- Born: 16 October 1900 Florence, Kingdom of Italy
- Died: 12 November 1988 (aged 88) Fiesole, Italy
- Known for: Painting, music
- Movement: Futurism

= Primo Conti =

Primo Conti (16 October 1900 – 12 November 1988) was an Italian futurist artist.

==Life==
Conti was born in Florence. Between the ages of 8 and 9, he showed precocious talent in the fields of music, poetry and painting. In 1913 he met the Futurists.

His attraction to the latest innovations was expressed in almost completely Futurist forms in his drawings, while he developed a unique style in his painting that was a mixture of Art Nouveau, Fauvism, Expressionism and Orphism. It was not until 1917, after meeting with Giacomo Balla in Rome, and with Filippo Tommaso Marinetti in Naples (who later enthusiastically praised Conti's book Imbottigliature which was about to be printed) that Conti became part of the Futurist movement. His contribution to the movement was not only his literary works but also the paintings and drawings he produced between 1917 and 1919—the years in which his work was taking on the metaphysical style.

The 1920s were a complex period for Conti. He explored Mannerism, Exoticism, Pittura Metafisica, and great historical and religious painting, covering a vast area that can be compared with his keen interest in the theatrical and literary world of Luigi Pirandello, Massimo Bontempelli and Enrico Pea, which led him to found the Viareggio Prize in 1929.
The 1930s brought a series of alternating events that created problems in his private life and led to his celebrative paintings. The decade also saw his enforced adhesion to Fascism (joining the Partito Nazionale Fascista), and his inner rebellion against it which transpired from his refusal to join Margherita Sarfatti's Novecento Italiano group and from other episodes when he stepped out of line. New prospects were only opened up to him when he became involved in designing stage sets for the opera house with the foundation of the Maggio Musicale Fiorentino.
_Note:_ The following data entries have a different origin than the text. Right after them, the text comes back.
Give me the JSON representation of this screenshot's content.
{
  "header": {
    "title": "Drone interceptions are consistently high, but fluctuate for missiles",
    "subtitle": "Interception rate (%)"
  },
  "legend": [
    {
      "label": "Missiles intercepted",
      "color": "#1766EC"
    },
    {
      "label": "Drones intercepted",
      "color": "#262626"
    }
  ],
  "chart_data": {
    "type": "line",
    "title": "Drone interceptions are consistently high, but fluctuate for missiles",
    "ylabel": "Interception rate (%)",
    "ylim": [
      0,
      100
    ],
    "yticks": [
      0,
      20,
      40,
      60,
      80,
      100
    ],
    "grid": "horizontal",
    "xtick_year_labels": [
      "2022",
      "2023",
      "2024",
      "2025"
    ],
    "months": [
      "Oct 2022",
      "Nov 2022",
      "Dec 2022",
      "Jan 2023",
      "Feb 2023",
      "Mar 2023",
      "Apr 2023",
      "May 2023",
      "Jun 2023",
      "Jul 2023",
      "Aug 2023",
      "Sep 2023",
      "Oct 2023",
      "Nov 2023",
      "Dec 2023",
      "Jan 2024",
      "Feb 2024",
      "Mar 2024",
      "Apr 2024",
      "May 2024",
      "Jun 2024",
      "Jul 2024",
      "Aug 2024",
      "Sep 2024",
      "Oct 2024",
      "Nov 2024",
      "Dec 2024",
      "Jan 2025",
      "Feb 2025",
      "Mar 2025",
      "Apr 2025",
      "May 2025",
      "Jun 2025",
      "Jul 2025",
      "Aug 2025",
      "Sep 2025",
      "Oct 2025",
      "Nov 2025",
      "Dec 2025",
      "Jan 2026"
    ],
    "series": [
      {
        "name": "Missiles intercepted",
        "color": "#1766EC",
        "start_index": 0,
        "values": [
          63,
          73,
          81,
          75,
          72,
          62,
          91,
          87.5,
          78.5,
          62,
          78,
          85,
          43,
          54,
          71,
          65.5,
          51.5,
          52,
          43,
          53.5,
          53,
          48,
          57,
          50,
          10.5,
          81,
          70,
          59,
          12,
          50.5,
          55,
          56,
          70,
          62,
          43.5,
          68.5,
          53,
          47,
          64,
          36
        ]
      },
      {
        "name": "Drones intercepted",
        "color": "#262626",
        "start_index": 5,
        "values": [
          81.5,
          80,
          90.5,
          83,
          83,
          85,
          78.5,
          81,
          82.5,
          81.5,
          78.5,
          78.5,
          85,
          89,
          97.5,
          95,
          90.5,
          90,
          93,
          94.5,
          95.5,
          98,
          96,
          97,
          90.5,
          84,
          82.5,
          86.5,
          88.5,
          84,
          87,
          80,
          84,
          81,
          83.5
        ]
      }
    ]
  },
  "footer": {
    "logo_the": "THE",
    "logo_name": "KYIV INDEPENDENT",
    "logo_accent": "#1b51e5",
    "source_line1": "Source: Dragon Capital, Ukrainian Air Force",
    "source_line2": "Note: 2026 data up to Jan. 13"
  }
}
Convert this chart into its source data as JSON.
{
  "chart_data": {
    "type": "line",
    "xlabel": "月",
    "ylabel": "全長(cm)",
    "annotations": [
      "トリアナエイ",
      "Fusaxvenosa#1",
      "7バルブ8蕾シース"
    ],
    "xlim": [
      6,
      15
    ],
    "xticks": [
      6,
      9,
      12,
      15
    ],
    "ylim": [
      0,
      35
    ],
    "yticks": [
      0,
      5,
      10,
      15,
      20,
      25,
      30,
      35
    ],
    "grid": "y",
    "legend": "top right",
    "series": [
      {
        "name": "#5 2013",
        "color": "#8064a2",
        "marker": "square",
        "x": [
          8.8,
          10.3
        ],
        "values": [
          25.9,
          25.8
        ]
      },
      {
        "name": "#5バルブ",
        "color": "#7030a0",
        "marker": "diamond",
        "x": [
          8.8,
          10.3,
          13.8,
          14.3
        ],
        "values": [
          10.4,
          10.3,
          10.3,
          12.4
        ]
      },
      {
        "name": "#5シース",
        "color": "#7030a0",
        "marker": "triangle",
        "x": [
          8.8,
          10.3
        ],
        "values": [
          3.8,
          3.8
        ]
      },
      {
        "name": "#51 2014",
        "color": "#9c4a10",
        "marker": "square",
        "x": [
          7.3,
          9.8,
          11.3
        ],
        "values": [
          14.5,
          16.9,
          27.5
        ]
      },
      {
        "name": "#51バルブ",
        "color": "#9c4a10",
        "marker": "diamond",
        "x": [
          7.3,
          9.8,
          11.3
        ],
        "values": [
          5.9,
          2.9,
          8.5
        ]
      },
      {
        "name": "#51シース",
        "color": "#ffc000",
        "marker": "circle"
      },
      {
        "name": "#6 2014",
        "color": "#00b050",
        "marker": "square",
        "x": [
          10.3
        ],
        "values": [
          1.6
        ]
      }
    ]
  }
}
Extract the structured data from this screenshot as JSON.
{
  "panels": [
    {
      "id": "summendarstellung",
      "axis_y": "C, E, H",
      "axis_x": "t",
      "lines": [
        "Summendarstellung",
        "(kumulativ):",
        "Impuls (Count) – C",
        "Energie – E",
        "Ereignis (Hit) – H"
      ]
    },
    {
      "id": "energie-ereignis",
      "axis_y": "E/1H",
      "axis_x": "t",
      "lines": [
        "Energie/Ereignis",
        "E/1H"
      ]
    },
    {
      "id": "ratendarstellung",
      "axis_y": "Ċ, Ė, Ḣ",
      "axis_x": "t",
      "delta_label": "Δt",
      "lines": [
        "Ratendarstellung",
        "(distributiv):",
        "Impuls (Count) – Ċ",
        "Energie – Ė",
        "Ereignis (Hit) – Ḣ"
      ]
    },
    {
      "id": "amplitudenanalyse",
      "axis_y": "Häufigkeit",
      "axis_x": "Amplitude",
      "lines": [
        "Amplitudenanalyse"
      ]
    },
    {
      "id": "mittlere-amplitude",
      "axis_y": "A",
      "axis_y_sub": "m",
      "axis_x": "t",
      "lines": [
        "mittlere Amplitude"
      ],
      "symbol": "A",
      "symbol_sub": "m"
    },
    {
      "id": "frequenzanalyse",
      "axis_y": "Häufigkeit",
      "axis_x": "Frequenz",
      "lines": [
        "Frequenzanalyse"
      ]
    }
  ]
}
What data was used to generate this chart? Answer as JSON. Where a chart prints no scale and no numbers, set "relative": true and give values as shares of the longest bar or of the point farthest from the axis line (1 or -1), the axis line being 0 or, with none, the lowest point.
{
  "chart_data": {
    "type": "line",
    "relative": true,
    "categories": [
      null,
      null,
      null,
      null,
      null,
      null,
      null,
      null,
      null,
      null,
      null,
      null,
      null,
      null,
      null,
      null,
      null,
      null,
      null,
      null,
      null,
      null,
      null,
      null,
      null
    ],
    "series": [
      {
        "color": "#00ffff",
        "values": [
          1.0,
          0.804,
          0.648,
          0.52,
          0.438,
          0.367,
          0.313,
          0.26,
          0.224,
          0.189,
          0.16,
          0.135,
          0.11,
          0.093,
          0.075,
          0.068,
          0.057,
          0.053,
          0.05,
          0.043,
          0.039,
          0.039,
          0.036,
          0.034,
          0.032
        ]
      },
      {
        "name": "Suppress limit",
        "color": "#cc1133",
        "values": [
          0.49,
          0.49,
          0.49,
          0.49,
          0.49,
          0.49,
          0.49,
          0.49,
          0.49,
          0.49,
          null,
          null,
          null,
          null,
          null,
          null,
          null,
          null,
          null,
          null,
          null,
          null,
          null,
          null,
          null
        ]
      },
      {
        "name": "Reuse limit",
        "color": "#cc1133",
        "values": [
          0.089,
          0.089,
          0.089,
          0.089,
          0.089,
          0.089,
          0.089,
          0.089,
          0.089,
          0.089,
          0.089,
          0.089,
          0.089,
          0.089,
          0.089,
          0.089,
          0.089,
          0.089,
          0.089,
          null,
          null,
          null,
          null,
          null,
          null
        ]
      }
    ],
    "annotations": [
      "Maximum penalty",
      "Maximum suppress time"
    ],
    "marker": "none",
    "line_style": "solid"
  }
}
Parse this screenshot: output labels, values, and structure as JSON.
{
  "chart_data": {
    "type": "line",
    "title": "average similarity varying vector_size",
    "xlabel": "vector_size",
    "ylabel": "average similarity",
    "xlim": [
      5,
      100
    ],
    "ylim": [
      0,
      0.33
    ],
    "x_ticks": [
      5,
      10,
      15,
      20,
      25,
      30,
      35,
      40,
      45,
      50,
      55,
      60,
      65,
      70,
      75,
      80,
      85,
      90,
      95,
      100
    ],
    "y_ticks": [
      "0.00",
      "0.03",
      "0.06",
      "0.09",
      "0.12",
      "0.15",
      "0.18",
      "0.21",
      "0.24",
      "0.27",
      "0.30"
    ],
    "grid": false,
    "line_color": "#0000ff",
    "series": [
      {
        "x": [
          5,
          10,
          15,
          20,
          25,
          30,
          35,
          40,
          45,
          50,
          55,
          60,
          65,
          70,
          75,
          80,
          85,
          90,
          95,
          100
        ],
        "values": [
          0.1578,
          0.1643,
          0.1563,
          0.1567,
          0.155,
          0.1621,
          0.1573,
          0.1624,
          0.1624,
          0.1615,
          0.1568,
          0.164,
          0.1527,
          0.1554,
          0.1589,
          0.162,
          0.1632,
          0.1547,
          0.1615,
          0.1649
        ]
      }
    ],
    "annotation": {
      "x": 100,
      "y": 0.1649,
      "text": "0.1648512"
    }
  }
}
By the 1940s, long before the official rediscovery (20 years later) of the Futurist movement, Conti was again working on Futurist subjects and experiments. From 1948 to 1963 he followed the rules of the Order of the Franciscans, though he still continued to paint.

Many of his works are housed in the Museo Primo Conti (Primo Conti Foundation Museum ) in the Villa le Coste at Fiesole (near Florence).